The selection "institutionalized a lobby that is innately hostile to the interests of the average American," says Kevin Phillips, publisher of "The American Political Report" and author of a recently released book, "Boiling Point: Democrats, Republicans, and the Decline of Middle Class Prosperity."
As NEC chief, Mr. Phillips says, Rubin "will be whispering to the bond market: `Don't worry, we're not going to take care of [middle-class] Levittown.' "
Garten, now writing a book on Wall Street's relations with Washington, says financial markets "hold a daily referendum on how Clinton is doing. The market will lose confidence in US economic policy if Clinton fails to curb the deficit. Rates will jump, the dollar will sink, and economic recovery will waiver."

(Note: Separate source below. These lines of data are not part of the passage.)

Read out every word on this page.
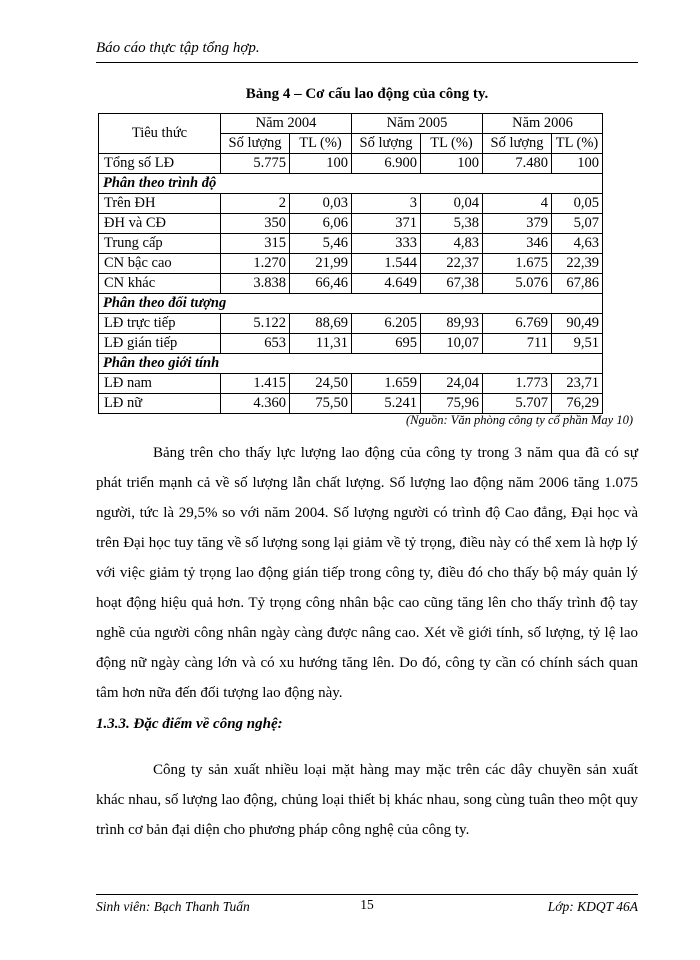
Báo cáo thực tập tổng hợp.
Bảng 4 – Cơ cấu lao động của công ty.
Tiêu thức	Năm 2004		Năm 2005		Năm 2006	
	Số lượng	TL (%)	Số lượng	TL (%)	Số lượng	TL (%)
Tổng số LĐ	5.775	100	6.900	100	7.480	100
Phân theo trình độ						
Trên ĐH	2	0,03	3	0,04	4	0,05
ĐH và CĐ	350	6,06	371	5,38	379	5,07
Trung cấp	315	5,46	333	4,83	346	4,63
CN bậc cao	1.270	21,99	1.544	22,37	1.675	22,39
CN khác	3.838	66,46	4.649	67,38	5.076	67,86
Phân theo đối tượng						
LĐ trực tiếp	5.122	88,69	6.205	89,93	6.769	90,49
LĐ gián tiếp	653	11,31	695	10,07	711	9,51
Phân theo giới tính						
LĐ nam	1.415	24,50	1.659	24,04	1.773	23,71
LĐ nữ	4.360	75,50	5.241	75,96	5.707	76,29
(Nguồn: Văn phòng công ty cổ phần May 10)

Bảng trên cho thấy lực lượng lao động của công ty trong 3 năm qua đã có sự phát triển mạnh cả về số lượng lẫn chất lượng. Số lượng lao động năm 2006 tăng 1.075 người, tức là 29,5% so với năm 2004. Số lượng người có trình độ Cao đẳng, Đại học và trên Đại học tuy tăng về số lượng song lại giảm về tỷ trọng, điều này có thể xem là hợp lý với việc giảm tỷ trọng lao động gián tiếp trong công ty, điều đó cho thấy bộ máy quản lý hoạt động hiệu quả hơn. Tỷ trọng công nhân bậc cao cũng tăng lên cho thấy trình độ tay nghề của người công nhân ngày càng được nâng cao. Xét về giới tính, số lượng, tỷ lệ lao động nữ ngày càng lớn và có xu hướng tăng lên. Do đó, công ty cần có chính sách quan tâm hơn nữa đến đối tượng lao động này.

1.3.3. Đặc điểm về công nghệ:

Công ty sản xuất nhiều loại mặt hàng may mặc trên các dây chuyền sản xuất khác nhau, số lượng lao động, chủng loại thiết bị khác nhau, song cùng tuân theo một quy trình cơ bản đại diện cho phương pháp công nghệ của công ty.

Sinh viên: Bạch Thanh Tuấn	15	Lớp: KDQT 46A
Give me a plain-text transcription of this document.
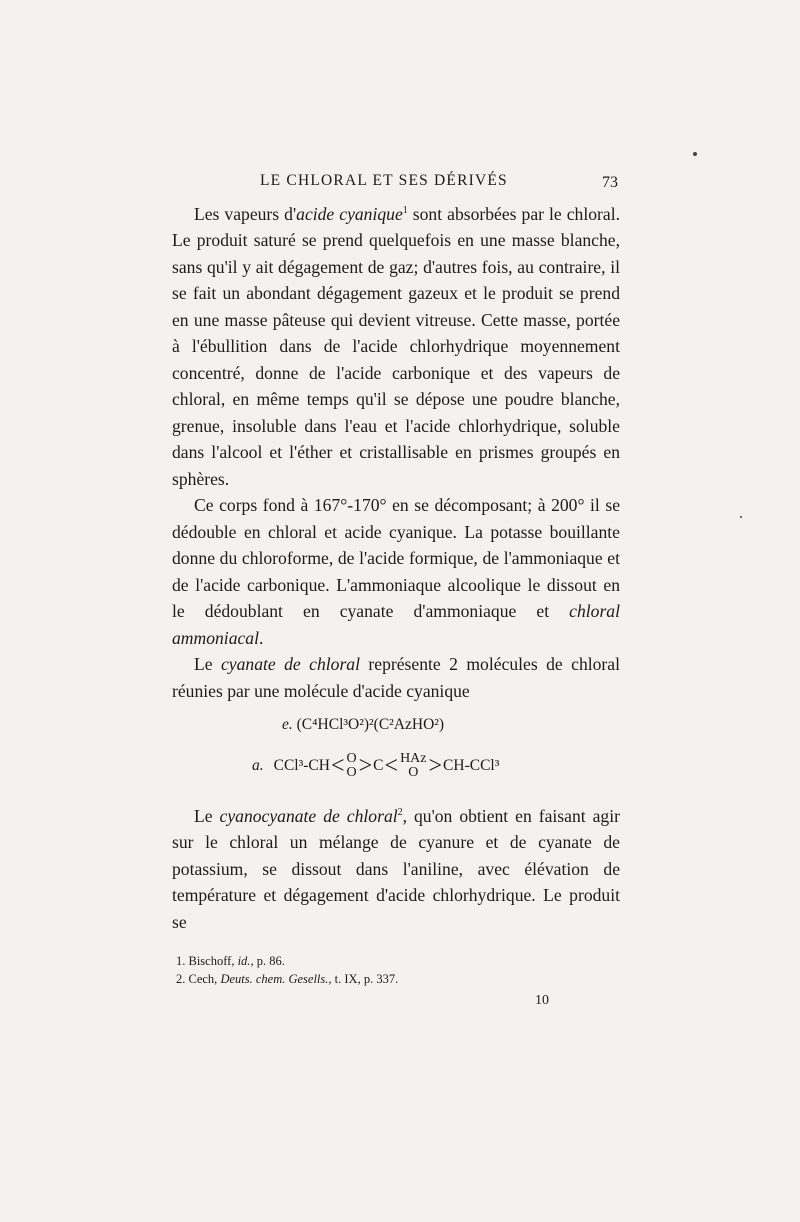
LE CHLORAL ET SES DÉRIVÉS	73

Les vapeurs d'acide cyanique$^1$ sont absorbées par le chloral. Le produit saturé se prend quelquefois en une masse blanche, sans qu'il y ait dégagement de gaz; d'autres fois, au contraire, il se fait un abondant dégagement gazeux et le produit se prend en une masse pâteuse qui devient vitreuse. Cette masse, portée à l'ébullition dans de l'acide chlorhydrique moyennement concentré, donne de l'acide carbonique et des vapeurs de chloral, en même temps qu'il se dépose une poudre blanche, grenue, insoluble dans l'eau et l'acide chlorhydrique, soluble dans l'alcool et l'éther et cristallisable en prismes groupés en sphères.

Ce corps fond à 167°-170° en se décomposant; à 200° il se dédouble en chloral et acide cyanique. La potasse bouillante donne du chloroforme, de l'acide formique, de l'ammoniaque et de l'acide carbonique. L'ammoniaque alcoolique le dissout en le dédoublant en cyanate d'ammoniaque et chloral ammoniacal.

Le cyanate de chloral représente 2 molécules de chloral réunies par une molécule d'acide cyanique

e. (C⁴HCl³O²)²(C²AzHO²)
a. CCl³-CH < O
O > C < HAz
O > CH-CCl³

Le cyanocyanate de chloral$^2$, qu'on obtient en faisant agir sur le chloral un mélange de cyanure et de cyanate de potassium, se dissout dans l'aniline, avec élévation de température et dégagement d'acide chlorhydrique. Le produit se

1. Bischoff, id., p. 86.

2. Cech, Deuts. chem. Gesells., t. IX, p. 337.

10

Rubin, former co-chairman of Goldman Sachs & Co., is keenly aware that the bond market responds favorably to fiscal measures, such as a major cut in entitlements, taxing Social Security benefits, and other measures that do not sit well with the middle class, Phillips says.
As organized, the NEC incorporates the chairwoman of the White House Council of Economic Advisers and the US Treasury secretary. The strong views of CEA chairwoman Laura D'Andrea Tyson, who wants to toughen US trade policy, and Treasury Secretary Lloyd Bentsen, who Clinton insists is his top economic consultant, could be eclipsed by the broader NEC.
The new council took its first public action on Monday, when US Trade Representative Mickey Kantor, "with guidance from the National Economic Council," imposed trade sanctions on the European Community for discriminatory procurement policies by government-owned utilities.
As commercial problems abroad are increasingly seen as grounds for economic warfare, observers will be examining the NEC's interagency reach. The secretary of state and the national security adviser join the US trade representative and the Commerce secretary, among others, as full-time members of the NEC. A White House source says the Central Intelligence Agency director will sit in on meetings as the need arises.
HIS troubles Stanley Kober, an adjunct scholar at the Cato Institute, who cautions against mixing intelligence gathering with economic policy. "There are already enough trade frictions - in the relationship between the US and Japan, for example - without creating more occasions for misunderstanding, ugly diplomatic incidents, or retaliatory measures," he says.
He warns that "involving the CIA in international economic affairs would create potential for corruption and abuse."
The agency's work "would necessarily benefit some companies more than others, and recipients of CIA data would probably be determined more by companies' political clout than by their ability to compete in global markets."